FWIW, I've opened a half dozen PRs from LLMs and had them approved. I have some prompts I use to make them very difficult to tell they are AI.
However if it is a big anti-llm project I just fork and have agents rebase my changes.
I'm not saying that I'm no longer dealing with code at all though. The way I work is interactively with the LLM and pretty much tell it exactly what to do and how to do it. Sometimes all the way down to "don't copy the reference like that, grab a deep copy of the object instead". Just like with any other type of programming, the only way to achieve valuable and correct results is by knowing exactly what you want and express that exactly and without ambiguity.
But I no longer need to remember most of the syntax for the language I happen to work with at the moment, and can instead spend time thinking about the high level architecture. To make sure each involved component does one thing and one thing well, with its complexities hidden behind clear interfaces.
Engineers who refuse to, or can't, or won't utilize the benefits that LLMs bring will be left behind. It's just the way it is. I'm already seeing it happening.
But it absolutely has to be combined with verification/testing at the same speed as code production.
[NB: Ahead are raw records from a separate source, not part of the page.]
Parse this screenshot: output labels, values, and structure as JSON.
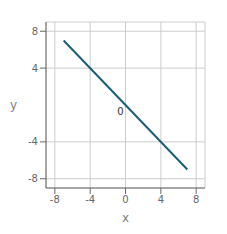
{
  "chart_data": {
    "type": "line",
    "x": [
      -7,
      7
    ],
    "values": [
      7,
      -7
    ],
    "color": "#1b5e78",
    "xlim": [
      -9,
      9
    ],
    "ylim": [
      -9,
      9
    ],
    "xticks": [
      -8,
      -4,
      0,
      4,
      8
    ],
    "yticks": [
      -8,
      -4,
      4,
      8
    ],
    "xlabel": "x",
    "ylabel": "y",
    "grid": true,
    "annotations": [
      {
        "text": "0",
        "x": -0.2,
        "y": -0.3
      }
    ]
  }
}
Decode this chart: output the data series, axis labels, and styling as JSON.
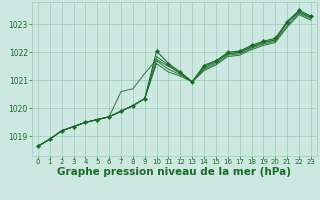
{
  "background_color": "#cce8e0",
  "grid_color": "#99ccbb",
  "line_color": "#1a6b2a",
  "marker_color": "#1a6b2a",
  "xlabel": "Graphe pression niveau de la mer (hPa)",
  "xlabel_fontsize": 7.5,
  "ylabel_ticks": [
    1019,
    1020,
    1021,
    1022,
    1023
  ],
  "xlim": [
    -0.5,
    23.5
  ],
  "ylim": [
    1018.3,
    1023.8
  ],
  "xticks": [
    0,
    1,
    2,
    3,
    4,
    5,
    6,
    7,
    8,
    9,
    10,
    11,
    12,
    13,
    14,
    15,
    16,
    17,
    18,
    19,
    20,
    21,
    22,
    23
  ],
  "series": [
    [
      1018.65,
      1018.9,
      1019.2,
      1019.35,
      1019.5,
      1019.6,
      1019.7,
      1019.9,
      1020.1,
      1020.35,
      1021.85,
      1021.55,
      1021.25,
      1020.95,
      1021.45,
      1021.65,
      1021.95,
      1022.0,
      1022.2,
      1022.35,
      1022.45,
      1023.05,
      1023.45,
      1023.25
    ],
    [
      1018.65,
      1018.9,
      1019.2,
      1019.35,
      1019.5,
      1019.6,
      1019.7,
      1019.9,
      1020.1,
      1020.35,
      1021.7,
      1021.4,
      1021.2,
      1020.95,
      1021.4,
      1021.6,
      1021.9,
      1021.95,
      1022.15,
      1022.3,
      1022.4,
      1022.95,
      1023.4,
      1023.2
    ],
    [
      1018.65,
      1018.9,
      1019.2,
      1019.35,
      1019.5,
      1019.6,
      1019.7,
      1019.9,
      1020.1,
      1020.35,
      1021.6,
      1021.3,
      1021.15,
      1020.95,
      1021.35,
      1021.55,
      1021.85,
      1021.9,
      1022.1,
      1022.25,
      1022.35,
      1022.9,
      1023.35,
      1023.15
    ],
    [
      1018.65,
      1018.9,
      1019.2,
      1019.35,
      1019.5,
      1019.6,
      1019.7,
      1020.6,
      1020.7,
      1021.25,
      1021.75,
      1021.5,
      1021.25,
      1020.95,
      1021.55,
      1021.7,
      1021.95,
      1022.0,
      1022.2,
      1022.35,
      1022.45,
      1023.1,
      1023.45,
      1023.25
    ]
  ],
  "main_series": [
    1018.65,
    1018.9,
    1019.2,
    1019.35,
    1019.5,
    1019.6,
    1019.7,
    1019.9,
    1020.1,
    1020.35,
    1022.05,
    1021.6,
    1021.3,
    1020.95,
    1021.5,
    1021.7,
    1022.0,
    1022.05,
    1022.25,
    1022.4,
    1022.5,
    1023.1,
    1023.5,
    1023.3
  ]
}
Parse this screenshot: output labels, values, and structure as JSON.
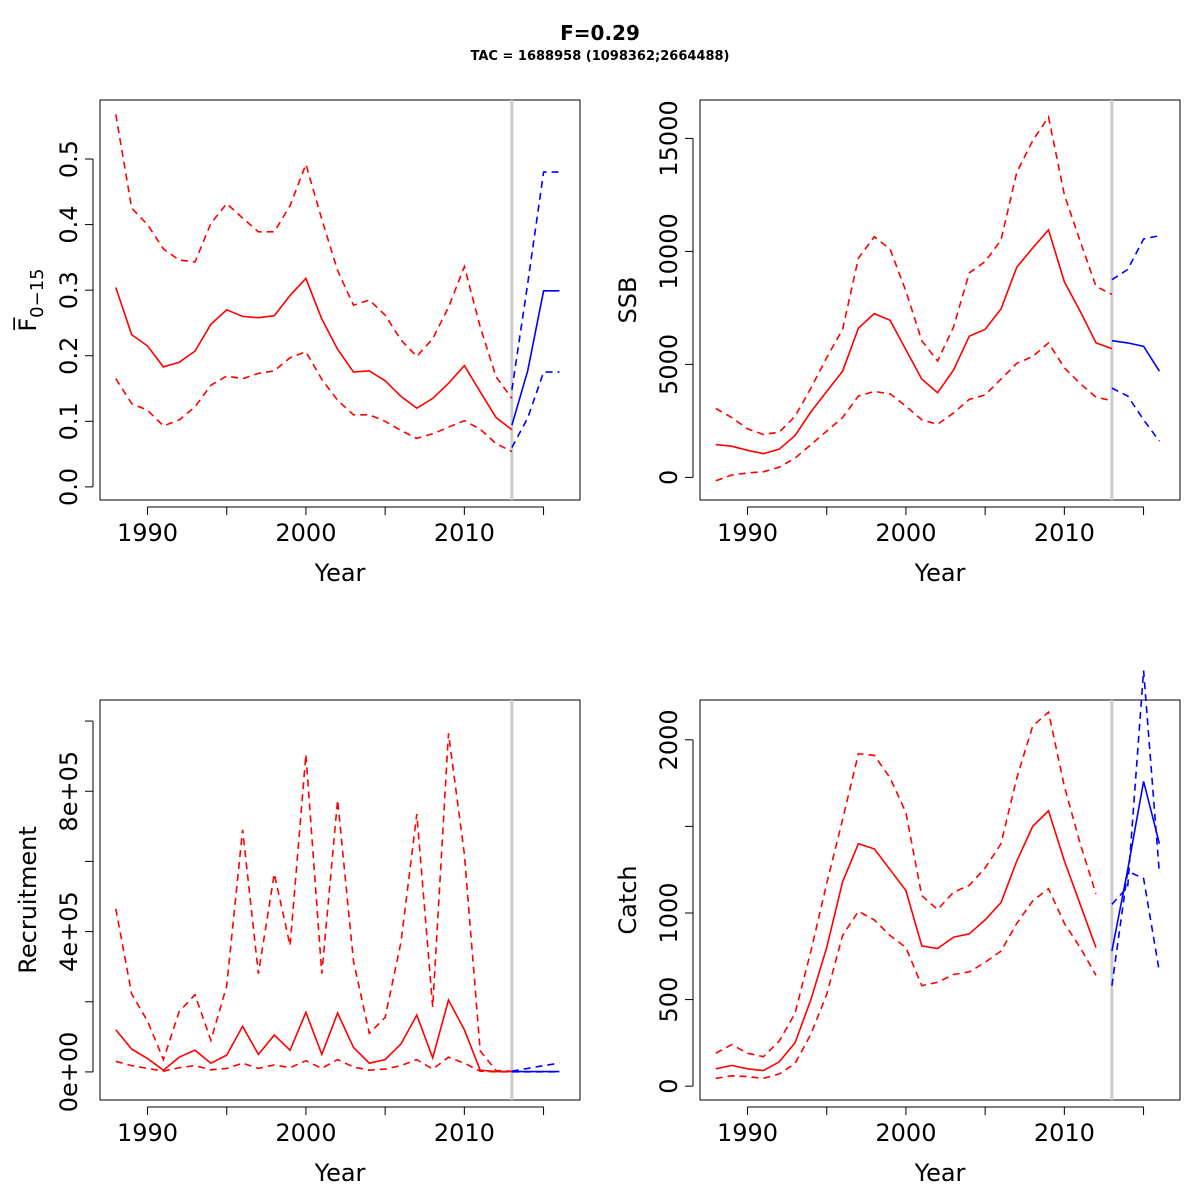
{
  "figure": {
    "title": "F=0.29",
    "subtitle": "TAC = 1688958 (1098362;2664488)"
  },
  "colors": {
    "history": "#ff0000",
    "forecast": "#0000ff",
    "divider": "#cccccc"
  },
  "chart_data": [
    {
      "type": "line",
      "name": "fbar",
      "xlabel": "Year",
      "ylabel": "F̅",
      "ylabel_sub": "0−15",
      "xlim": [
        1987,
        2017.3
      ],
      "ylim": [
        -0.02,
        0.59
      ],
      "xticks": [
        1990,
        1995,
        2000,
        2005,
        2010,
        2015
      ],
      "xtick_labels": [
        "1990",
        "",
        "2000",
        "",
        "2010",
        ""
      ],
      "yticks": [
        0,
        0.1,
        0.2,
        0.3,
        0.4,
        0.5
      ],
      "ytick_labels": [
        "0.0",
        "0.1",
        "0.2",
        "0.3",
        "0.4",
        "0.5"
      ],
      "divider_x": 2013,
      "series": [
        {
          "style": "solid",
          "color": "red",
          "x": [
            1988,
            1989,
            1990,
            1991,
            1992,
            1993,
            1994,
            1995,
            1996,
            1997,
            1998,
            1999,
            2000,
            2001,
            2002,
            2003,
            2004,
            2005,
            2006,
            2007,
            2008,
            2009,
            2010,
            2011,
            2012,
            2013
          ],
          "y": [
            0.304,
            0.232,
            0.215,
            0.183,
            0.19,
            0.207,
            0.248,
            0.27,
            0.26,
            0.258,
            0.261,
            0.292,
            0.318,
            0.256,
            0.21,
            0.175,
            0.177,
            0.162,
            0.138,
            0.12,
            0.135,
            0.158,
            0.185,
            0.145,
            0.106,
            0.087
          ]
        },
        {
          "style": "dashed",
          "color": "red",
          "x": [
            1988,
            1989,
            1990,
            1991,
            1992,
            1993,
            1994,
            1995,
            1996,
            1997,
            1998,
            1999,
            2000,
            2001,
            2002,
            2003,
            2004,
            2005,
            2006,
            2007,
            2008,
            2009,
            2010,
            2011,
            2012,
            2013
          ],
          "y": [
            0.568,
            0.425,
            0.4,
            0.363,
            0.346,
            0.343,
            0.402,
            0.432,
            0.41,
            0.389,
            0.389,
            0.429,
            0.492,
            0.408,
            0.33,
            0.277,
            0.285,
            0.262,
            0.224,
            0.199,
            0.226,
            0.274,
            0.336,
            0.244,
            0.168,
            0.135
          ]
        },
        {
          "style": "dashed",
          "color": "red",
          "x": [
            1988,
            1989,
            1990,
            1991,
            1992,
            1993,
            1994,
            1995,
            1996,
            1997,
            1998,
            1999,
            2000,
            2001,
            2002,
            2003,
            2004,
            2005,
            2006,
            2007,
            2008,
            2009,
            2010,
            2011,
            2012,
            2013
          ],
          "y": [
            0.165,
            0.127,
            0.117,
            0.093,
            0.102,
            0.122,
            0.155,
            0.169,
            0.165,
            0.173,
            0.177,
            0.197,
            0.206,
            0.164,
            0.132,
            0.11,
            0.11,
            0.1,
            0.086,
            0.074,
            0.081,
            0.091,
            0.101,
            0.088,
            0.066,
            0.054
          ]
        },
        {
          "style": "solid",
          "color": "blue",
          "x": [
            2013,
            2014,
            2015,
            2016
          ],
          "y": [
            0.094,
            0.177,
            0.299,
            0.299
          ]
        },
        {
          "style": "dashed",
          "color": "blue",
          "x": [
            2013,
            2014,
            2015,
            2016
          ],
          "y": [
            0.148,
            0.31,
            0.48,
            0.48
          ]
        },
        {
          "style": "dashed",
          "color": "blue",
          "x": [
            2013,
            2014,
            2015,
            2016
          ],
          "y": [
            0.06,
            0.105,
            0.175,
            0.175
          ]
        }
      ]
    },
    {
      "type": "line",
      "name": "ssb",
      "xlabel": "Year",
      "ylabel": "SSB",
      "xlim": [
        1987,
        2017.3
      ],
      "ylim": [
        -1000,
        16700
      ],
      "xticks": [
        1990,
        1995,
        2000,
        2005,
        2010,
        2015
      ],
      "xtick_labels": [
        "1990",
        "",
        "2000",
        "",
        "2010",
        ""
      ],
      "yticks": [
        0,
        5000,
        10000,
        15000
      ],
      "ytick_labels": [
        "0",
        "5000",
        "10000",
        "15000"
      ],
      "divider_x": 2013,
      "series": [
        {
          "style": "solid",
          "color": "red",
          "x": [
            1988,
            1989,
            1990,
            1991,
            1992,
            1993,
            1994,
            1995,
            1996,
            1997,
            1998,
            1999,
            2000,
            2001,
            2002,
            2003,
            2004,
            2005,
            2006,
            2007,
            2008,
            2009,
            2010,
            2011,
            2012,
            2013
          ],
          "y": [
            1450,
            1380,
            1200,
            1050,
            1250,
            1850,
            2900,
            3800,
            4700,
            6600,
            7250,
            6950,
            5650,
            4350,
            3750,
            4750,
            6250,
            6550,
            7450,
            9300,
            10150,
            10950,
            8650,
            7350,
            5950,
            5700
          ]
        },
        {
          "style": "dashed",
          "color": "red",
          "x": [
            1988,
            1989,
            1990,
            1991,
            1992,
            1993,
            1994,
            1995,
            1996,
            1997,
            1998,
            1999,
            2000,
            2001,
            2002,
            2003,
            2004,
            2005,
            2006,
            2007,
            2008,
            2009,
            2010,
            2011,
            2012,
            2013
          ],
          "y": [
            3050,
            2650,
            2150,
            1900,
            2000,
            2700,
            3950,
            5300,
            6550,
            9700,
            10650,
            10100,
            8250,
            6050,
            5150,
            6650,
            9050,
            9550,
            10500,
            13500,
            14900,
            15950,
            12500,
            10450,
            8450,
            8100
          ]
        },
        {
          "style": "dashed",
          "color": "red",
          "x": [
            1988,
            1989,
            1990,
            1991,
            1992,
            1993,
            1994,
            1995,
            1996,
            1997,
            1998,
            1999,
            2000,
            2001,
            2002,
            2003,
            2004,
            2005,
            2006,
            2007,
            2008,
            2009,
            2010,
            2011,
            2012,
            2013
          ],
          "y": [
            -150,
            100,
            200,
            250,
            450,
            850,
            1450,
            2050,
            2650,
            3600,
            3800,
            3700,
            3150,
            2550,
            2350,
            2850,
            3450,
            3650,
            4350,
            5050,
            5350,
            5950,
            4850,
            4150,
            3550,
            3400
          ]
        },
        {
          "style": "solid",
          "color": "blue",
          "x": [
            2013,
            2014,
            2015,
            2016
          ],
          "y": [
            6050,
            5950,
            5800,
            4700
          ]
        },
        {
          "style": "dashed",
          "color": "blue",
          "x": [
            2013,
            2014,
            2015,
            2016
          ],
          "y": [
            8750,
            9200,
            10550,
            10700
          ]
        },
        {
          "style": "dashed",
          "color": "blue",
          "x": [
            2013,
            2014,
            2015,
            2016
          ],
          "y": [
            3950,
            3600,
            2550,
            1600
          ]
        }
      ]
    },
    {
      "type": "line",
      "name": "recruitment",
      "xlabel": "Year",
      "ylabel": "Recruitment",
      "xlim": [
        1987,
        2017.3
      ],
      "ylim": [
        -80000,
        1060000
      ],
      "xticks": [
        1990,
        1995,
        2000,
        2005,
        2010,
        2015
      ],
      "xtick_labels": [
        "1990",
        "",
        "2000",
        "",
        "2010",
        ""
      ],
      "yticks": [
        0,
        200000,
        400000,
        600000,
        800000,
        1000000
      ],
      "ytick_labels": [
        "0e+00",
        "",
        "4e+05",
        "",
        "8e+05",
        ""
      ],
      "divider_x": 2013,
      "series": [
        {
          "style": "solid",
          "color": "red",
          "x": [
            1988,
            1989,
            1990,
            1991,
            1992,
            1993,
            1994,
            1995,
            1996,
            1997,
            1998,
            1999,
            2000,
            2001,
            2002,
            2003,
            2004,
            2005,
            2006,
            2007,
            2008,
            2009,
            2010,
            2011,
            2012,
            2013
          ],
          "y": [
            120000,
            65000,
            38000,
            5000,
            42000,
            62000,
            25000,
            48000,
            130000,
            50000,
            105000,
            62000,
            170000,
            50000,
            168000,
            70000,
            25000,
            35000,
            80000,
            162000,
            40000,
            205000,
            120000,
            5000,
            1000,
            1000
          ]
        },
        {
          "style": "dashed",
          "color": "red",
          "x": [
            1988,
            1989,
            1990,
            1991,
            1992,
            1993,
            1994,
            1995,
            1996,
            1997,
            1998,
            1999,
            2000,
            2001,
            2002,
            2003,
            2004,
            2005,
            2006,
            2007,
            2008,
            2009,
            2010,
            2011,
            2012,
            2013
          ],
          "y": [
            465000,
            222000,
            145000,
            35000,
            172000,
            220000,
            90000,
            245000,
            690000,
            280000,
            565000,
            360000,
            905000,
            280000,
            775000,
            315000,
            110000,
            155000,
            370000,
            735000,
            185000,
            965000,
            620000,
            60000,
            4000,
            2000
          ]
        },
        {
          "style": "dashed",
          "color": "red",
          "x": [
            1988,
            1989,
            1990,
            1991,
            1992,
            1993,
            1994,
            1995,
            1996,
            1997,
            1998,
            1999,
            2000,
            2001,
            2002,
            2003,
            2004,
            2005,
            2006,
            2007,
            2008,
            2009,
            2010,
            2011,
            2012,
            2013
          ],
          "y": [
            30000,
            18000,
            10000,
            2000,
            12000,
            18000,
            6000,
            10000,
            25000,
            10000,
            20000,
            12000,
            32000,
            10000,
            35000,
            14000,
            5000,
            8000,
            18000,
            35000,
            8000,
            42000,
            25000,
            2000,
            500,
            500
          ]
        },
        {
          "style": "solid",
          "color": "blue",
          "x": [
            2013,
            2014,
            2015,
            2016
          ],
          "y": [
            1000,
            1000,
            1000,
            1000
          ]
        },
        {
          "style": "dashed",
          "color": "blue",
          "x": [
            2013,
            2014,
            2015,
            2016
          ],
          "y": [
            2000,
            10000,
            18000,
            25000
          ]
        },
        {
          "style": "dashed",
          "color": "blue",
          "x": [
            2013,
            2014,
            2015,
            2016
          ],
          "y": [
            500,
            500,
            500,
            500
          ]
        }
      ]
    },
    {
      "type": "line",
      "name": "catch",
      "xlabel": "Year",
      "ylabel": "Catch",
      "xlim": [
        1987,
        2017.3
      ],
      "ylim": [
        -80,
        2230
      ],
      "xticks": [
        1990,
        1995,
        2000,
        2005,
        2010,
        2015
      ],
      "xtick_labels": [
        "1990",
        "",
        "2000",
        "",
        "2010",
        ""
      ],
      "yticks": [
        0,
        500,
        1000,
        1500,
        2000
      ],
      "ytick_labels": [
        "0",
        "500",
        "1000",
        "",
        "2000"
      ],
      "divider_x": 2013,
      "series": [
        {
          "style": "solid",
          "color": "red",
          "x": [
            1988,
            1989,
            1990,
            1991,
            1992,
            1993,
            1994,
            1995,
            1996,
            1997,
            1998,
            1999,
            2000,
            2001,
            2002,
            2003,
            2004,
            2005,
            2006,
            2007,
            2008,
            2009,
            2010,
            2011,
            2012
          ],
          "y": [
            100,
            120,
            100,
            90,
            140,
            250,
            500,
            800,
            1180,
            1400,
            1370,
            1250,
            1130,
            810,
            795,
            860,
            880,
            960,
            1060,
            1300,
            1500,
            1590,
            1300,
            1050,
            800
          ]
        },
        {
          "style": "dashed",
          "color": "red",
          "x": [
            1988,
            1989,
            1990,
            1991,
            1992,
            1993,
            1994,
            1995,
            1996,
            1997,
            1998,
            1999,
            2000,
            2001,
            2002,
            2003,
            2004,
            2005,
            2006,
            2007,
            2008,
            2009,
            2010,
            2011,
            2012
          ],
          "y": [
            190,
            240,
            190,
            170,
            260,
            420,
            780,
            1170,
            1540,
            1920,
            1910,
            1780,
            1580,
            1100,
            1020,
            1120,
            1160,
            1260,
            1400,
            1780,
            2080,
            2160,
            1730,
            1400,
            1110
          ]
        },
        {
          "style": "dashed",
          "color": "red",
          "x": [
            1988,
            1989,
            1990,
            1991,
            1992,
            1993,
            1994,
            1995,
            1996,
            1997,
            1998,
            1999,
            2000,
            2001,
            2002,
            2003,
            2004,
            2005,
            2006,
            2007,
            2008,
            2009,
            2010,
            2011,
            2012
          ],
          "y": [
            45,
            60,
            55,
            45,
            70,
            130,
            300,
            530,
            870,
            1010,
            960,
            870,
            800,
            580,
            600,
            645,
            660,
            715,
            780,
            940,
            1070,
            1140,
            940,
            800,
            640
          ]
        },
        {
          "style": "solid",
          "color": "blue",
          "x": [
            2013,
            2014,
            2015,
            2016
          ],
          "y": [
            780,
            1250,
            1760,
            1400
          ]
        },
        {
          "style": "dashed",
          "color": "blue",
          "x": [
            2013,
            2014,
            2015,
            2016
          ],
          "y": [
            1050,
            1150,
            2400,
            1230
          ]
        },
        {
          "style": "dashed",
          "color": "blue",
          "x": [
            2013,
            2014,
            2015,
            2016
          ],
          "y": [
            580,
            1240,
            1200,
            660
          ]
        }
      ]
    }
  ]
}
On the other hand, LLM-generated code comments better than I do, so given a long enough time horizon, it could be more understandable at a later time than code I've written myself (we've all had the experience of forgetting how things work).
Any examples how you see some engineers being left behind?
It is anecdotal for sure, but it's a pattern that seems to be emerging around me that expectations of velocity increases, and those who don't use AI can't keep up.